Diese Frage stellt Dwoskin immer wieder, am radikalsten in „DynAmo“ (1974), einem Film, der vollständig in einem trashigen Strip-Club spielt und den engen Raum zusätzlich dadurch begrenzt, dass er den Frauen, die er filmt, mit der Kamera immer näher rückt. Man kann diesen und andere, ähnliche Filme von Dwoskin nicht anders als mit extrem gemischten Gefühlen sehen. Das heißt aber auch: Sie packen einen unweigerlich.

Das strukturelle Interesse, das sie am filmischen Bild vom Menschen haben, ist nicht in erster Linie ein theoretisches. Dwoskins Filme sind immer schon auch in der Weise intim, dass sie alle Sinne herausfordern, dass sie einem an Herz, Verstand, Eingeweide und nicht zuletzt an die Nieren gehen. Und zwar mit den genuinen Mitteln des Kinos: in präzise gewählten Bildausschnitten, in Großaufnahmen von Gesichtern, Tränen und langsamen, zärtlichen, aber auch brutalen Bewegungen über Körperteile und Körper. Dazu fast immer außerordentliche Soundtracks auf der ganzen Skala von extremen Modulationen zur vollständigen Monotonie: klassische Musik, teils verfremdet; elektronische Loops, Rock von den Stones, malmende Geräusche, Elegisches und Enervierendes.

Dwoskins Filme versteht man nicht, sondern man erlebt und erfährt sie und erträgt sie manchmal fast nicht. Einer der jüngsten, „The Sun and the Moon“ (2007), ist im Abspann explizit als Variation auf die Schöne und das Biest markiert. Hier verfährt die Kamera mit Dwoskin selbst so gnadenlos wie in den frühen Filmen mit den Frauen. Nicht zum ersten Mal. Diesen autobiografischen Strang gibt es seit „Behindert“ (1974), den der seit einer Polio-Erkrankung gelähmte Dwoskin in deutscher Sprache und fürs deutsche Fernsehen drehte. Darin inszeniert er seine nicht zuletzt wegen seiner Behinderung gescheiterte Beziehung mit der Schauspielerin Carola Regnier mit sich und ihr selbst quasidokumentarisch nach.
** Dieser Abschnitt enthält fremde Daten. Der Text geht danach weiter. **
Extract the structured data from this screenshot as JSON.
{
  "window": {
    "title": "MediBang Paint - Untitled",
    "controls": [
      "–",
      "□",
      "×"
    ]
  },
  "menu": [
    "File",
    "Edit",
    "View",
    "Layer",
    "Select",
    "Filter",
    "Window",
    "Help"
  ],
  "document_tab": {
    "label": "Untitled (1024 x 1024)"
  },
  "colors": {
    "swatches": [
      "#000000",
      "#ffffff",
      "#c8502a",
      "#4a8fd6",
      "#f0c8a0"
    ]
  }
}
Das Verhältnis der Figuren in „The Sun and the Moon“ zueinander ist weniger klar. Deformiert, ja ausdrücklich (un)tierhaft liegt der Filmemacher mit aufgedunsenem Oberkörper und dürren Beinen auf einem Bett. Er – oder der Film – hat Visionen einer jungen Schönheit, das gibt den denkbar schärfsten Kontrast zum beinahe monströsen alten Mann. All das spielt in nie klar definierten Innenräumen; eine weitere Frau, die bei Dwoskin seit langem auftretende Beatrice Cordua, ist als unheimliche Dritte im Bund. Naturaufnahmen, buchstäblich die Sonne, buchstäblich der Mond. Das Entsetzliche und das Schöne stehen bei Dwoskin in den intrikatesten Verhältnissen. Die Retrospektive im Arsenal macht es nun möglich, einen der verstörendsten und faszinierendsten Filmemacher unserer Zeit zu entdecken.